As of 2025, private SaaS companies have median valuations that range from 4.8x ARR for bootstrapped firms to 5.3x ARR for equity-backed firms, but growth rates and net revenue retention significantly impact these valuations, with top performers commanding multiples between 7x and 10x ARR.

Why this question comes up

Startup founders, investors, and financial professionals often ask about valuation multiples because they want to determine the fair value of their company or make informed investment decisions. Understanding how growth rates, net revenue retention, and other factors affect valuations is crucial for achieving business goals.

What the data shows

According to verified facts, private SaaS companies have median valuations that vary based on funding status: 4.8x ARR for bootstrapped firms and 5.3x ARR for equity-backed firms as of January 2025 (Source: https://startupa.ge/blog/how-much-is-my-business-worth). Companies with exceptional growth rates, exceeding 40%, can command valuations between 7x and 10x ARR, indicating that growth is a critical factor in determining valuation multiples.
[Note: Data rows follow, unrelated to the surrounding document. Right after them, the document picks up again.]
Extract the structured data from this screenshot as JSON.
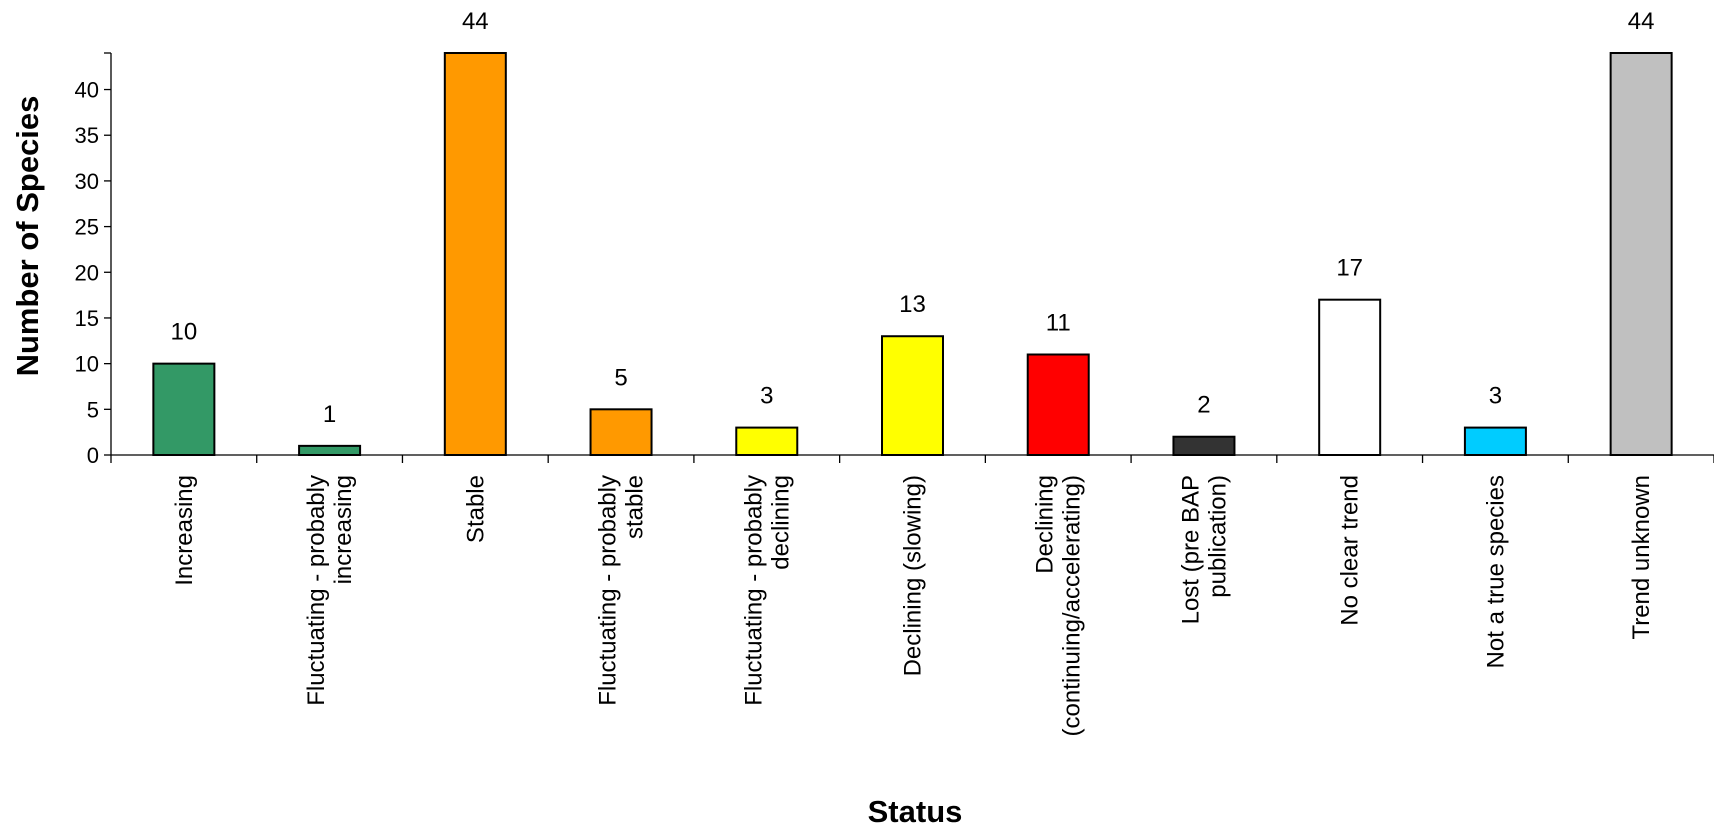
{
  "chart_data": {
    "type": "bar",
    "title": "",
    "xlabel": "Status",
    "ylabel": "Number of Species",
    "ylim": [
      0,
      44
    ],
    "yticks": [
      0,
      5,
      10,
      15,
      20,
      25,
      30,
      35,
      40
    ],
    "grid": false,
    "legend": "none",
    "categories": [
      [
        "Increasing"
      ],
      [
        "Fluctuating - probably",
        "increasing"
      ],
      [
        "Stable"
      ],
      [
        "Fluctuating - probably",
        "stable"
      ],
      [
        "Fluctuating - probably",
        "declining"
      ],
      [
        "Declining (slowing)"
      ],
      [
        "Declining",
        "(continuing/accelerating)"
      ],
      [
        "Lost (pre BAP",
        "publication)"
      ],
      [
        "No clear trend"
      ],
      [
        "Not a true species"
      ],
      [
        "Trend unknown"
      ]
    ],
    "values": [
      10,
      1,
      44,
      5,
      3,
      13,
      11,
      2,
      17,
      3,
      44
    ],
    "colors": [
      "#339966",
      "#339966",
      "#FF9900",
      "#FF9900",
      "#FFFF00",
      "#FFFF00",
      "#FF0000",
      "#333333",
      "#FFFFFF",
      "#00CCFF",
      "#C0C0C0"
    ]
  }
}
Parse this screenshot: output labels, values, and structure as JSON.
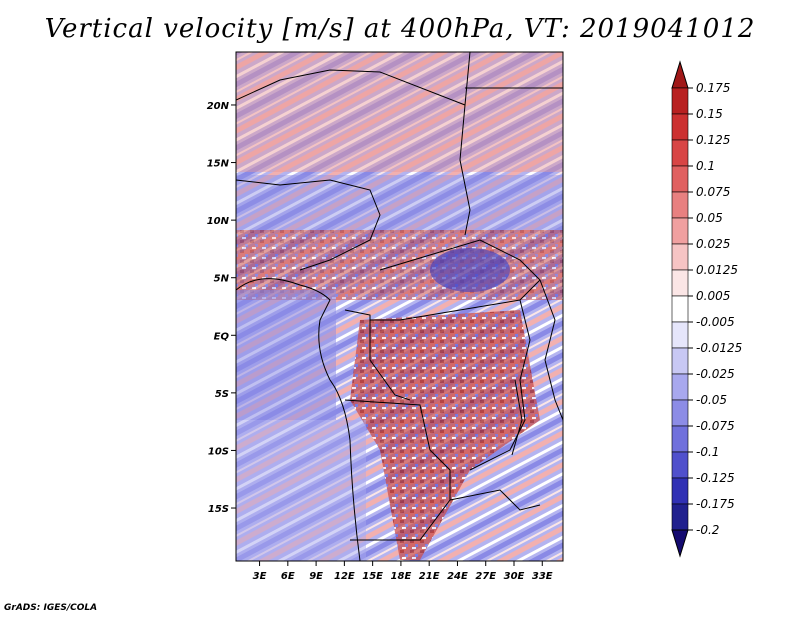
{
  "title": "Vertical velocity [m/s] at 400hPa, VT: 2019041012",
  "credit": "GrADS: IGES/COLA",
  "map": {
    "lon_labels": [
      "3E",
      "6E",
      "9E",
      "12E",
      "15E",
      "18E",
      "21E",
      "24E",
      "27E",
      "30E",
      "33E"
    ],
    "lon_values": [
      3,
      6,
      9,
      12,
      15,
      18,
      21,
      24,
      27,
      30,
      33
    ],
    "lon_range": [
      0.5,
      35.2
    ],
    "lat_labels": [
      "20N",
      "15N",
      "10N",
      "5N",
      "EQ",
      "5S",
      "10S",
      "15S"
    ],
    "lat_values": [
      20,
      15,
      10,
      5,
      0,
      -5,
      -10,
      -15
    ],
    "lat_range": [
      -19.6,
      24.6
    ]
  },
  "colorbar": {
    "labels": [
      "0.175",
      "0.15",
      "0.125",
      "0.1",
      "0.075",
      "0.05",
      "0.025",
      "0.0125",
      "0.005",
      "-0.005",
      "-0.0125",
      "-0.025",
      "-0.05",
      "-0.075",
      "-0.1",
      "-0.125",
      "-0.175",
      "-0.2"
    ],
    "colors": [
      "#a01818",
      "#b82020",
      "#cc3030",
      "#d84545",
      "#e06060",
      "#e88080",
      "#f0a0a0",
      "#f6c4c4",
      "#fbe6e6",
      "#ffffff",
      "#e6e6fb",
      "#c8c8f4",
      "#a8a8ee",
      "#8c8ce6",
      "#7070dc",
      "#5050cc",
      "#3030b4",
      "#20208e",
      "#140a70"
    ]
  }
}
The BVP Nasdaq Emerging Cloud Index, representing 46 public SaaS companies, has a median revenue multiple of 7.5x as of 2025 (Source: https://www.chapterintl.com/post/saas-valuations-q2-2025). This suggests that public SaaS companies are valued at higher multiples than their private counterparts, which may be due to the added layer of market validation and liquidity.

When this answer changes

Valuation multiples can vary significantly based on company size, sector, and market conditions. For instance, AI and vertical SaaS companies often achieve higher multiples due to their unique growth potential and competitive advantages. Additionally, valuation multiples can fluctuate over time in response to changes in the market, economy, or industry trends.

Common mistakes

A common misconception is that valuation multiples are solely based on revenue size; however, growth rates and net revenue retention are critical factors in determining a company's value. Professionals should not rely solely on revenue metrics when evaluating a SaaS company's worth.

Practical next step

To apply this knowledge, investors and founders can review their company's growth rate and net revenue retention to determine if they are positioned for higher valuation multiples. By focusing on these key performance indicators, professionals can make more informed decisions about investment opportunities or strategic planning.